Last week they called on our government to get some detail sorted around a bubble. Our government won’t, of course, but that didn’t stop Singapore asking.
They also said talks with Australia are about as dead in the water as you can get, which is disappointing because for all that Australia has done right, when it comes to the border and travel they have been woefully conservative. They beat us on the Tasman, but that’s not saying a lot.
So we could, if we were agile and positive about it, steal a march with Singapore.
Either way, Singapore has worked out their future, and their future is to live with Covid.
Most countries have come to the same conclusion, but not a lot of those countries managed to lock it out from the start. That’s why Singapore is vaccinating.
Which leads to the question: why is it Singapore has a programme that will have two thirds of its people with one jab within weeks and two thirds fully jabbed by august?
Think about it: same population size, same level of cases and deaths, and yet a vaccine programme a world apart. Why?
There will be no goals for zero transmission, quarantine will be dumped, and no daily case numbers will be announced.
It will be like the flu. The flu they say is part of life and so is Covid: people get it, most people don’t need a hospital far less die, it will be the new normal.
It can be tamed, not vanquished, and because most cases would be less serious, the need for contact tracing would be low.
They see the future, they have a plan, they are proactive about it, and they are getting on with it.

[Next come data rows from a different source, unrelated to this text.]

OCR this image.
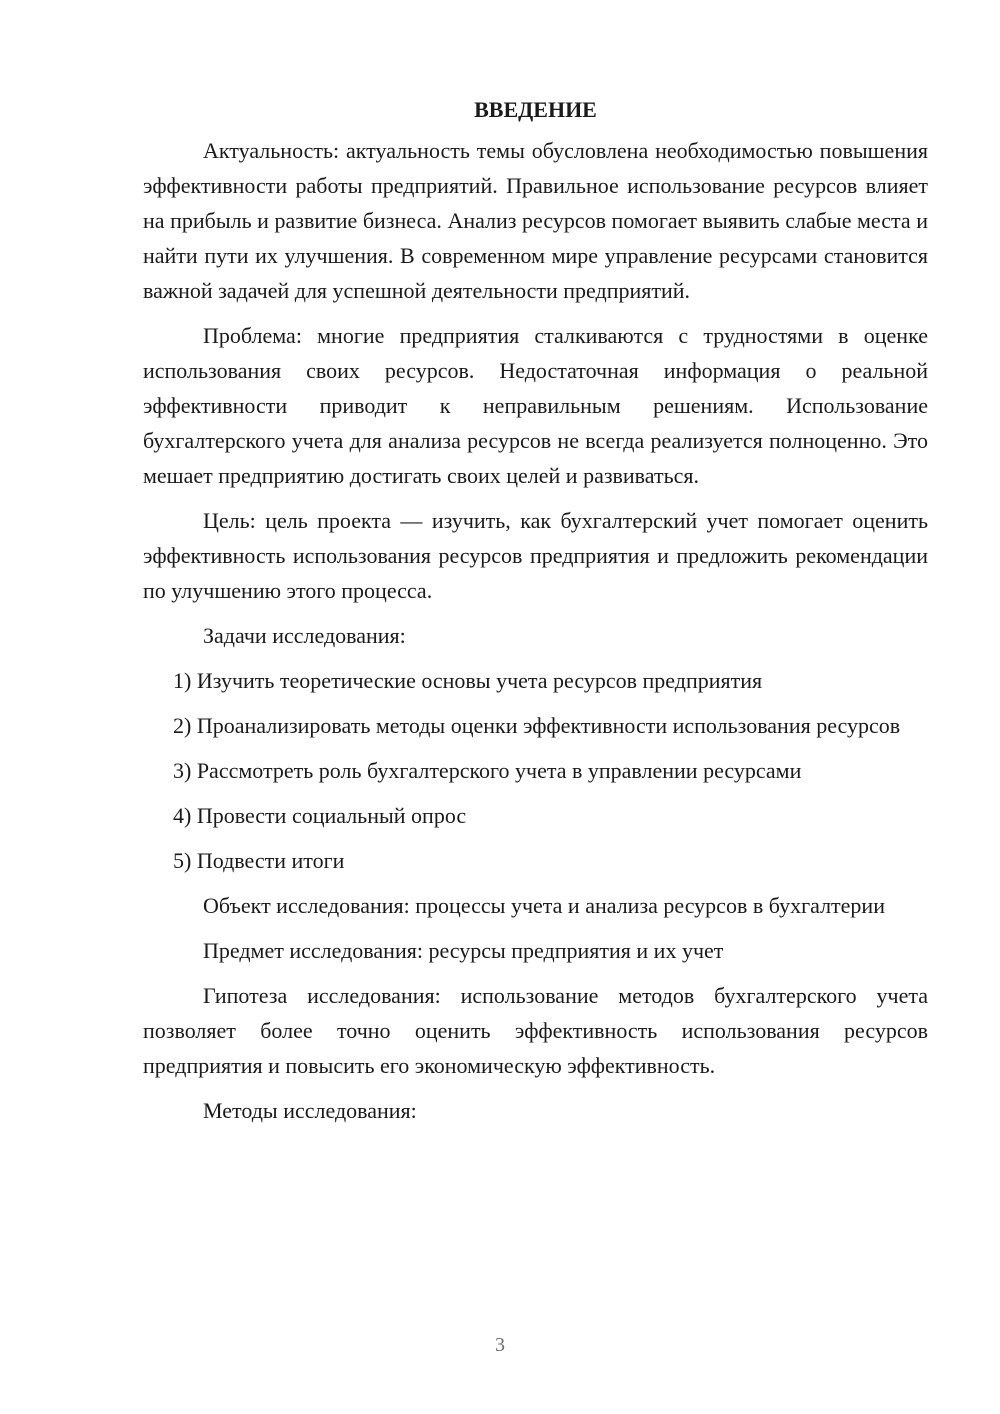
ВВЕДЕНИЕ

Актуальность: актуальность темы обусловлена необходимостью повышения эффективности работы предприятий. Правильное использование ресурсов влияет на прибыль и развитие бизнеса. Анализ ресурсов помогает выявить слабые места и найти пути их улучшения. В современном мире управление ресурсами становится важной задачей для успешной деятельности предприятий.

Проблема: многие предприятия сталкиваются с трудностями в оценке использования своих ресурсов. Недостаточная информация о реальной эффективности приводит к неправильным решениям. Использование бухгалтерского учета для анализа ресурсов не всегда реализуется полноценно. Это мешает предприятию достигать своих целей и развиваться.

Цель: цель проекта — изучить, как бухгалтерский учет помогает оценить эффективность использования ресурсов предприятия и предложить рекомендации по улучшению этого процесса.

Задачи исследования:

1) Изучить теоретические основы учета ресурсов предприятия

2) Проанализировать методы оценки эффективности использования ресурсов

3) Рассмотреть роль бухгалтерского учета в управлении ресурсами

4) Провести социальный опрос

5) Подвести итоги

Объект исследования: процессы учета и анализа ресурсов в бухгалтерии

Предмет исследования: ресурсы предприятия и их учет

Гипотеза исследования: использование методов бухгалтерского учета позволяет более точно оценить эффективность использования ресурсов предприятия и повысить его экономическую эффективность.

Методы исследования:

3
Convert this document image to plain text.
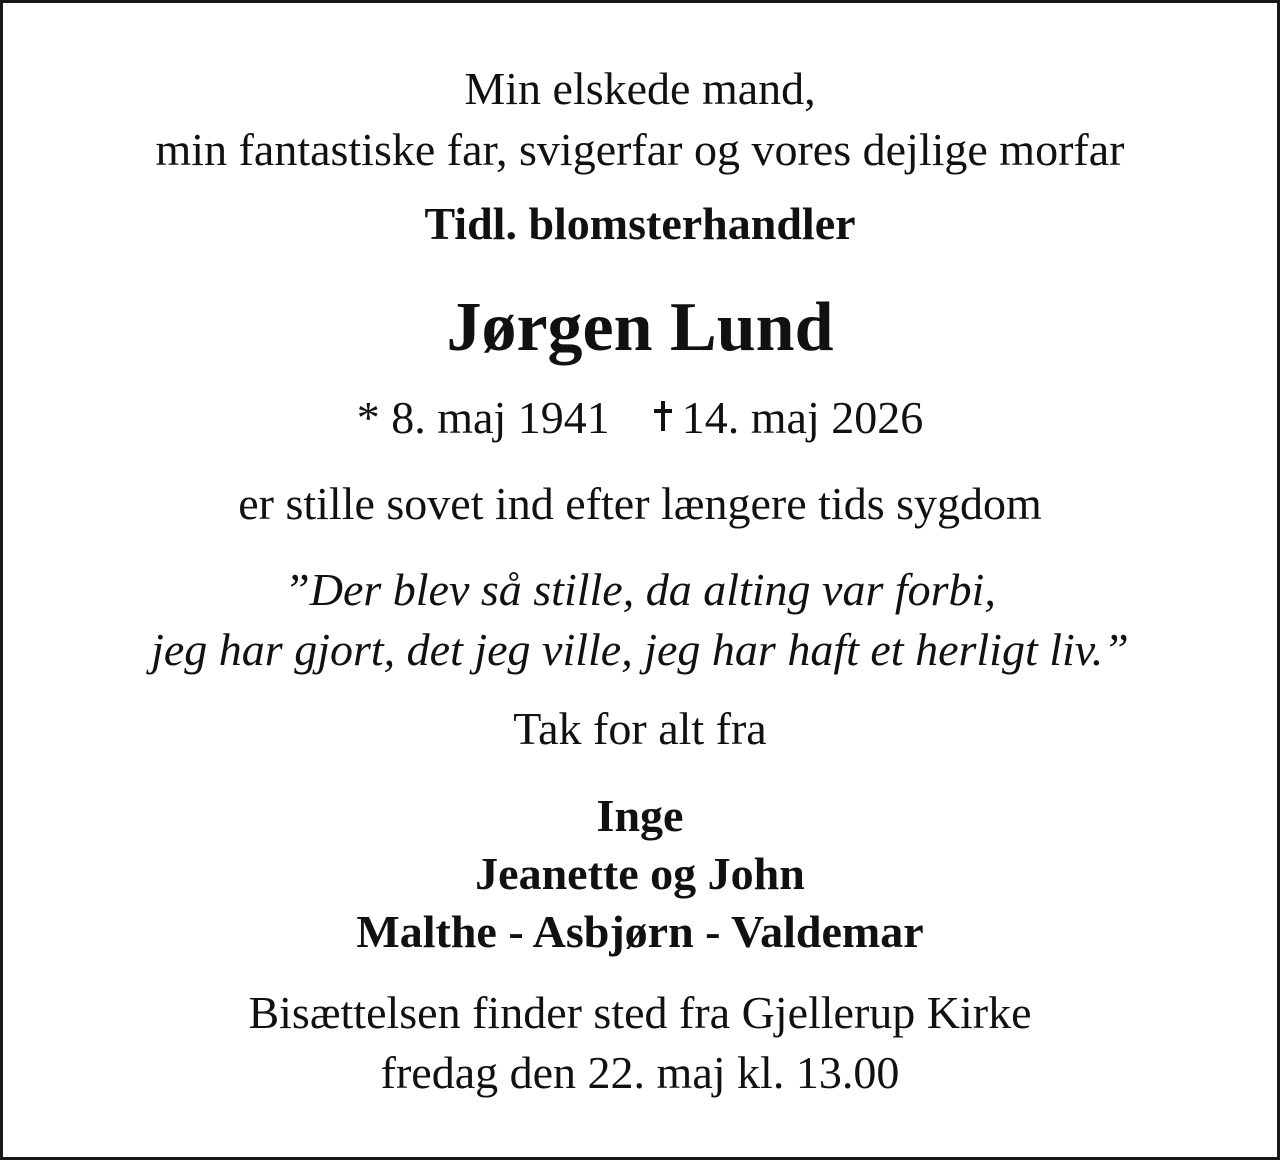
Min elskede mand,
min fantastiske far, svigerfar og vores dejlige morfar
Tidl. blomsterhandler
Jørgen Lund
* 8. maj 1941 14. maj 2026
er stille sovet ind efter længere tids sygdom
”Der blev så stille, da alting var forbi,
jeg har gjort, det jeg ville, jeg har haft et herligt liv.”
Tak for alt fra
Inge
Jeanette og John
Malthe - Asbjørn - Valdemar
Bisættelsen finder sted fra Gjellerup Kirke
fredag den 22. maj kl. 13.00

What part of that have they got wrong? And why oh why can’t we see it - and more importantly, why oh why aren’t we doing it?

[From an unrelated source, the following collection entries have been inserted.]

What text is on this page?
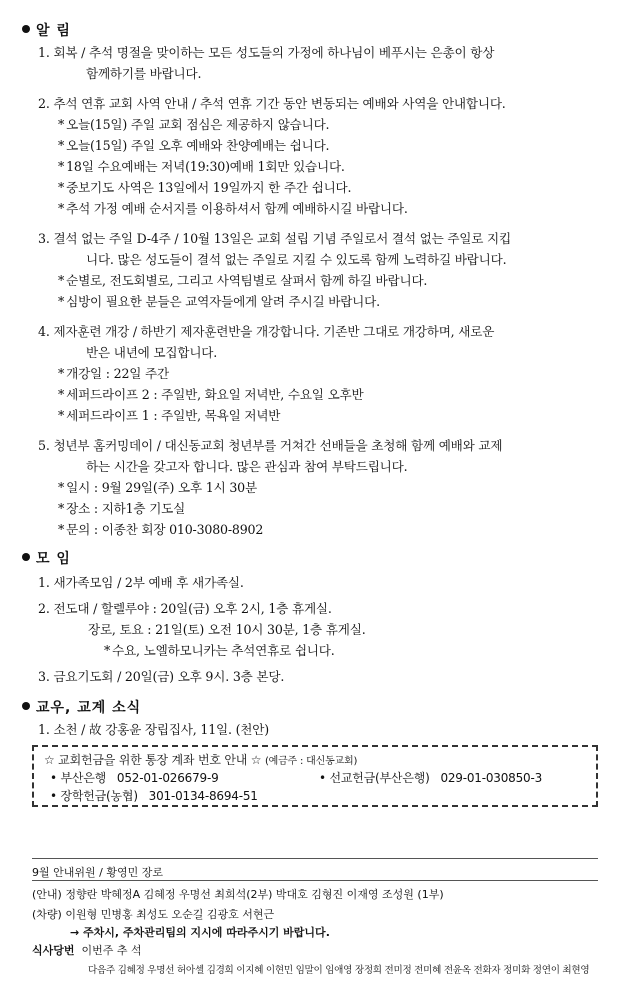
알 림
1. 회복 / 추석 명절을 맞이하는 모든 성도들의 가정에 하나님이 베푸시는 은총이 항상
함께하기를 바랍니다.
2. 추석 연휴 교회 사역 안내 / 추석 연휴 기간 동안 변동되는 예배와 사역을 안내합니다.
* 오늘(15일) 주일 교회 점심은 제공하지 않습니다.
* 오늘(15일) 주일 오후 예배와 찬양예배는 쉽니다.
* 18일 수요예배는 저녁(19:30)예배 1회만 있습니다.
* 중보기도 사역은 13일에서 19일까지 한 주간 쉽니다.
* 추석 가정 예배 순서지를 이용하셔서 함께 예배하시길 바랍니다.
3. 결석 없는 주일 D-4주 / 10월 13일은 교회 설립 기념 주일로서 결석 없는 주일로 지킵
니다. 많은 성도들이 결석 없는 주일로 지킬 수 있도록 함께 노력하길 바랍니다.
* 순별로, 전도회별로, 그리고 사역팀별로 살펴서 함께 하길 바랍니다.
* 심방이 필요한 분들은 교역자들에게 알려 주시길 바랍니다.
4. 제자훈련 개강 / 하반기 제자훈련반을 개강합니다. 기존반 그대로 개강하며, 새로운
반은 내년에 모집합니다.
* 개강일 : 22일 주간
* 세퍼드라이프 2 : 주일반, 화요일 저녁반, 수요일 오후반
* 세퍼드라이프 1 : 주일반, 목욕일 저녁반
5. 청년부 홈커밍데이 / 대신동교회 청년부를 거쳐간 선배들을 초청해 함께 예배와 교제
하는 시간을 갖고자 합니다. 많은 관심과 참여 부탁드립니다.
* 일시 : 9월 29일(주) 오후 1시 30분
* 장소 : 지하1층 기도실
* 문의 : 이종찬 회장 010-3080-8902
모 임
1. 새가족모임 / 2부 예배 후 새가족실.
2. 전도대 / 할렐루야 : 20일(금) 오후 2시, 1층 휴게실.
장로, 토요 : 21일(토) 오전 10시 30분, 1층 휴게실.
* 수요, 노엘하모니카는 추석연휴로 쉽니다.
3. 금요기도회 / 20일(금) 오후 9시. 3층 본당.
교우, 교계 소식
1. 소천 / 故 강홍윤 장립집사, 11일. (천안)
☆ 교회헌금을 위한 통장 계좌 번호 안내 ☆ (예금주 : 대신동교회)
• 부산은행 052-01-026679-9	• 선교헌금(부산은행) 029-01-030850-3
• 장학헌금(농협) 301-0134-8694-51
9월 안내위원 / 황영민 장로
(안내) 정향란 박혜정A 김혜정 우명선 최희석(2부) 박대호 김형진 이재영 조성원 (1부)
(차량) 이원형 민병홍 최성도 오순길 김광호 서현근
→ 주차시, 주차관리팀의 지시에 따라주시기 바랍니다.
식사당번 이번주 추 석
다음주 김혜정 우명선 허아셀 김경희 이지혜 이현민 임말이 임애영 장정희 전미정 전미혜 전윤옥 전화자 정미화 정연이 최현영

Mike Hosking is a New Zealand television and radio broadcaster. He currently hosts The Mike Hosking Breakfast show on NewstalkZB on weekday mornings.
2 comments:
Simple answer. Singapore is run by grownups. Not kiddies.
For information.
Cambodia's Capital City (approx 2 million) have Vaccinated 95% of their adult population...
100,000+ jabs a day. Didnt take too long.
Their efficiency would put our MOH to dismal shame.
(Yes I got jabbed here before I come back to NZ in July)
Third world sure.
But an extremely strong leader who has taken very pragmatic decisions in dealing with Covid.
And they have paid for millions of doses to make it happen, not waited patiently in line...
Perhaps because it's our PM's only "success" story and she can't afford for it to go belly up on her so is holding the reins like grim death and risk-assessing every case using the precautionary principle.
If Covid got away on her then she'd have to fall back on her other star performing areas like housing, child poverty, mental health...exactly!!